For the traditional consumer PC business, let’s say the developed world and the developing world are about equal size today. For 2012, assume that the developed world be flat and the developing world will slow down to 10% growth. That would mean 5% growth for two-thirds of INTC’s business.
Add the two together and growth for 2012 will come out to +10%. Stock buybacks will probably add a few percentage points to that number. Eps would probably be slightly above $2.50 for this year and would come in at $2.75-$2.80 for 2012. The consensus brokerage house estimate is at $2.45.
There’s some risk that demand in developed markets will decline next year. But I think the fall would have to be more than 10% to make an appreciable change to the overall company’s fortunes. On the other hand, it’s possible that INTC’s new 3-D chips will allow it to gain tablet or smartphone design wins–something that Wall Street now finds impossible to believe.

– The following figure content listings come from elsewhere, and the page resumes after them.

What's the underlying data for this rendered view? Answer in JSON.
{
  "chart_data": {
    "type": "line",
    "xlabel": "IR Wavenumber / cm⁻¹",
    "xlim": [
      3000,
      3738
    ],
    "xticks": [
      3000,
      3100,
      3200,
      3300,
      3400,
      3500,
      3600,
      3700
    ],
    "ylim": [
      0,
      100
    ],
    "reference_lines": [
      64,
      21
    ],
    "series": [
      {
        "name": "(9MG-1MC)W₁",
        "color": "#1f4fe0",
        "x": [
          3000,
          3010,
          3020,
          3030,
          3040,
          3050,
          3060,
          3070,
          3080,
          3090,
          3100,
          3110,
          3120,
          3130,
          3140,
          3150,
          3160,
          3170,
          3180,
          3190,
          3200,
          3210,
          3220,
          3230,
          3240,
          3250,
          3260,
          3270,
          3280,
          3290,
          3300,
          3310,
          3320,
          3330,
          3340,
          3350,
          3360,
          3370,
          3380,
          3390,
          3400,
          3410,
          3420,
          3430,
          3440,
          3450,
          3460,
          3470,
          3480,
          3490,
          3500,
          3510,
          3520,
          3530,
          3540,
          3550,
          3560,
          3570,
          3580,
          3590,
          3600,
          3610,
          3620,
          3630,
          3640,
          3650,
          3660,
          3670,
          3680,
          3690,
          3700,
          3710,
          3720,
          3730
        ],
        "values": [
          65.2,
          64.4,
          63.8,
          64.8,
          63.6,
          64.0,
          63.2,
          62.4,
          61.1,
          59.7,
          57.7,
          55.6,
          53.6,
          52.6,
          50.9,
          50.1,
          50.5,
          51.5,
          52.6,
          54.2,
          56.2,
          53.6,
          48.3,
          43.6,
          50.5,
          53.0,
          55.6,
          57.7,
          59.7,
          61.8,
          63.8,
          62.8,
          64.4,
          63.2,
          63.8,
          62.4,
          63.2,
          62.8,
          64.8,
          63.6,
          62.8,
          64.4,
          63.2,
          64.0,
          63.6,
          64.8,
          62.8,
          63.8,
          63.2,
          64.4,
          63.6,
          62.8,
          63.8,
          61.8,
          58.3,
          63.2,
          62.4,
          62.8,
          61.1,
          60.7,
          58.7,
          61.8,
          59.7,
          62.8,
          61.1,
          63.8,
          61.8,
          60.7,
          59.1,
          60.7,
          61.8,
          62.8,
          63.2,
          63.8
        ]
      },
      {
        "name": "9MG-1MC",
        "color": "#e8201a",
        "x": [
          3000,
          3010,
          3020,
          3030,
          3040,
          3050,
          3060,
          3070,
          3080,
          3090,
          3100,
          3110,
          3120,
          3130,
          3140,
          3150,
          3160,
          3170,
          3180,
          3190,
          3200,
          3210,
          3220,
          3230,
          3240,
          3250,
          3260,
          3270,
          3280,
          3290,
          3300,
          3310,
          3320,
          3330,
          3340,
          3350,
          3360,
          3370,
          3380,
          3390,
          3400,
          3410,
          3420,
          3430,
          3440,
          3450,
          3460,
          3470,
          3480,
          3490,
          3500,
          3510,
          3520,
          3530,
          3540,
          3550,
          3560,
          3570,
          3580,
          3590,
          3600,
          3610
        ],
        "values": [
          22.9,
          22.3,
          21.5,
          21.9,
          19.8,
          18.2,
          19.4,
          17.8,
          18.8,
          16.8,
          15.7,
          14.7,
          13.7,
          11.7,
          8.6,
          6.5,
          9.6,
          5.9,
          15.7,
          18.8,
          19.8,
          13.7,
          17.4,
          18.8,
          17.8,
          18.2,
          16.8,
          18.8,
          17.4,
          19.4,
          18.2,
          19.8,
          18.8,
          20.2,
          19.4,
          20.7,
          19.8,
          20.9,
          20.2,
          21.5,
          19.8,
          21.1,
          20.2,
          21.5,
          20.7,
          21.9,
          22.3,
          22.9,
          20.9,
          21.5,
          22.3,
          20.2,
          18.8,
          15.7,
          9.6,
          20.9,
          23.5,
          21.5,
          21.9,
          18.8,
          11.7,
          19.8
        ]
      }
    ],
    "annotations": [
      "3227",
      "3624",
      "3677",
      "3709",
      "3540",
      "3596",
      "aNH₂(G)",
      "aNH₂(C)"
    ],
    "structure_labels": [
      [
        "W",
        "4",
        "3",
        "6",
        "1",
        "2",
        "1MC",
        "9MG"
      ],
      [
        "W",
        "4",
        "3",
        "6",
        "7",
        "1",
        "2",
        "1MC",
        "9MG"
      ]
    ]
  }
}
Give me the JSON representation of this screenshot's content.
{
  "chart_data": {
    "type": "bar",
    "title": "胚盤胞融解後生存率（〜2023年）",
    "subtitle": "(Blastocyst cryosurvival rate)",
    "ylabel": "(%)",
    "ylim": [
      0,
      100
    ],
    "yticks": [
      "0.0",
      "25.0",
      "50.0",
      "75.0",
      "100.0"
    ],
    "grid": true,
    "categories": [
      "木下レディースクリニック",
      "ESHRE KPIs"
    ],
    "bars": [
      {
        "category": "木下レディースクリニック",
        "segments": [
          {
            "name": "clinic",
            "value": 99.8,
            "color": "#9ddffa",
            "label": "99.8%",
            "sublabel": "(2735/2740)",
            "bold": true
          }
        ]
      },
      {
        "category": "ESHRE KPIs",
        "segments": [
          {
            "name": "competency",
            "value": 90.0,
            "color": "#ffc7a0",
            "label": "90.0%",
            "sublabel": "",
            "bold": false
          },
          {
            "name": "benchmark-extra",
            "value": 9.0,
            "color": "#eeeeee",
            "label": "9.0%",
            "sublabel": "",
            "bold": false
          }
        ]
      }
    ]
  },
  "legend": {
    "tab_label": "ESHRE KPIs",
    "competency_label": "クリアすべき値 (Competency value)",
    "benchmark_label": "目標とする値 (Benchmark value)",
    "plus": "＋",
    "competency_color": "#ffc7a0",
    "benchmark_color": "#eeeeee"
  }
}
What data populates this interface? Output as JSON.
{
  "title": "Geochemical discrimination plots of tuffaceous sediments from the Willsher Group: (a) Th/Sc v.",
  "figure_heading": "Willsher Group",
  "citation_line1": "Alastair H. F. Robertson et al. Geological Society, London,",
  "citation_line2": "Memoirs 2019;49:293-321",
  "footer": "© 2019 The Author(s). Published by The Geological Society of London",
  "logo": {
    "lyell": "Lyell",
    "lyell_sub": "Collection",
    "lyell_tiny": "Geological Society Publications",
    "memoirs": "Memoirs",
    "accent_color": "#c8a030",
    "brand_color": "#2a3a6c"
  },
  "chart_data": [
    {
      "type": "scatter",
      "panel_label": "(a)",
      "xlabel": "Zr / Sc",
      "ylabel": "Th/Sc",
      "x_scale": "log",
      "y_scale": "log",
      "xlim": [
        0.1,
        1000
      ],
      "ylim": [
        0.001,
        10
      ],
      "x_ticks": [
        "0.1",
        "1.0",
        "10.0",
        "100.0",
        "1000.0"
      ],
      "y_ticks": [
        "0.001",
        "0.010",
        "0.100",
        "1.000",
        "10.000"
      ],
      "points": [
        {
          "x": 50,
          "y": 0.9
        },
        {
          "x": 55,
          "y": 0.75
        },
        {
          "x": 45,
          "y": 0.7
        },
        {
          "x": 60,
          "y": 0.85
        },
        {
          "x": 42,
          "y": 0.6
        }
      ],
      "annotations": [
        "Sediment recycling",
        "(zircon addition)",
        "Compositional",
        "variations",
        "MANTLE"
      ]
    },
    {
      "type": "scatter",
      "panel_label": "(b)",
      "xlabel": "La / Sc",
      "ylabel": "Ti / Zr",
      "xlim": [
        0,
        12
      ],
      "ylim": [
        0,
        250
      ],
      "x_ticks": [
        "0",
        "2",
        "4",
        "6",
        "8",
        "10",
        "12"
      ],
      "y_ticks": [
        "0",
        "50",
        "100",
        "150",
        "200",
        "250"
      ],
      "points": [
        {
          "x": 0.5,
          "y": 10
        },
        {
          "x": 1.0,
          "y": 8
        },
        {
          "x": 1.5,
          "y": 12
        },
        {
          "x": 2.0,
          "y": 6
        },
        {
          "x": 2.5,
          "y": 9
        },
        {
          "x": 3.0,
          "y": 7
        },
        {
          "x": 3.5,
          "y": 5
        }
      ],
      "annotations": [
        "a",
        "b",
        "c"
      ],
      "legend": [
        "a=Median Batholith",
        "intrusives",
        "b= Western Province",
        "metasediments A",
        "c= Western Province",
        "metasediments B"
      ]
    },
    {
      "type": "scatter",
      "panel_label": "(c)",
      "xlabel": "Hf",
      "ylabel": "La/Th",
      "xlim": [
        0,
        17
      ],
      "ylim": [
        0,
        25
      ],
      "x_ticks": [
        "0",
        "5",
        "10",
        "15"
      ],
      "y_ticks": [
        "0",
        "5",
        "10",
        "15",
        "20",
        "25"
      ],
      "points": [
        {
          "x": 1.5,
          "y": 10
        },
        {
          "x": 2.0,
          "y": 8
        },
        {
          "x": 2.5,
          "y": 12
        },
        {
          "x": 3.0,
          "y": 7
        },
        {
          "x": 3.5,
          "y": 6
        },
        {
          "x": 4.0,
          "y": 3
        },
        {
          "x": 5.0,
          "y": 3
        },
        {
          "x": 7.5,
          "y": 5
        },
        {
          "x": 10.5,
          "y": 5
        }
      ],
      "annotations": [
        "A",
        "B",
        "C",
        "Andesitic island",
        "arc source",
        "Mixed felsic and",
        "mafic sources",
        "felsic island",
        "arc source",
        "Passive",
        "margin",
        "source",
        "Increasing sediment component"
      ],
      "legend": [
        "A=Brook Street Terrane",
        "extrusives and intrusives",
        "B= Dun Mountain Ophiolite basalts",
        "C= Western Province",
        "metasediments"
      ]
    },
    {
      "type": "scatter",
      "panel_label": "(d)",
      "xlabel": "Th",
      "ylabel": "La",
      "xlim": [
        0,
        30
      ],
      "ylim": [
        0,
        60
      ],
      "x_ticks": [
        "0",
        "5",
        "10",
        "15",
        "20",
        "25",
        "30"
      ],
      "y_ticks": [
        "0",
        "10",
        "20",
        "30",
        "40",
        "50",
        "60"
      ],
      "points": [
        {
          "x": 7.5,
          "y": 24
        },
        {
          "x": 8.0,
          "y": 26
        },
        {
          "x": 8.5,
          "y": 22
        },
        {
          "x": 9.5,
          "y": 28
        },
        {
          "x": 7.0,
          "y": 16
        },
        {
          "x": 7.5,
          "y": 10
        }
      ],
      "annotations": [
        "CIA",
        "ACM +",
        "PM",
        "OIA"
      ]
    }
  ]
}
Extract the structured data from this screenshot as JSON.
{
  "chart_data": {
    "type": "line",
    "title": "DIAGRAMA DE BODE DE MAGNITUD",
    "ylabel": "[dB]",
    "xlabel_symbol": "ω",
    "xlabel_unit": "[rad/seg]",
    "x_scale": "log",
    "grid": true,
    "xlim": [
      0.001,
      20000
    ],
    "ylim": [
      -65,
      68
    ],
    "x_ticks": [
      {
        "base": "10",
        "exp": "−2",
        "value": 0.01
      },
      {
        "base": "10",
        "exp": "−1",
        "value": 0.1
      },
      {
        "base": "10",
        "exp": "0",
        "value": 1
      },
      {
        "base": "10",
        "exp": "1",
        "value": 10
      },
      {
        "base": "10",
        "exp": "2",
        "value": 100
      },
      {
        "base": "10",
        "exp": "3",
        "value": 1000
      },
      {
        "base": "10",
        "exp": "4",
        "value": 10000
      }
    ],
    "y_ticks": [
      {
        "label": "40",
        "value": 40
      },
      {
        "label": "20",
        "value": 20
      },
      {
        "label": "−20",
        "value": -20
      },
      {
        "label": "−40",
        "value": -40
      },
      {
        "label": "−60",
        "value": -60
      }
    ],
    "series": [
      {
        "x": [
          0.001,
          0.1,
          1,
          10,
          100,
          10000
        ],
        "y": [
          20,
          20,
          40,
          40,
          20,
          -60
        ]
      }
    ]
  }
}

At today’s share price, INTC is trading at 9.4x current earnings and 8.5x earnings for 2012. It’s yielding 3.5%. I’m tempted to write that the stock is priced like a business cycle-sensitive industrial at the top of the cycle–but even stocks like CAT and DE are selling at higher multiples than INTC.
That’s actually part of the positive investment case for the stock. It’s priced as if all that matters for it is the consumer PC business in the US and EU, that these markets are in secular decline and that INTCs attempts to adjust its offerings to a smartphone- and tablet-driven future will fail. So downside risk seems to me to be limited. Upside could be considerable if INTC’s new 3-D chips do what the company thinks they can.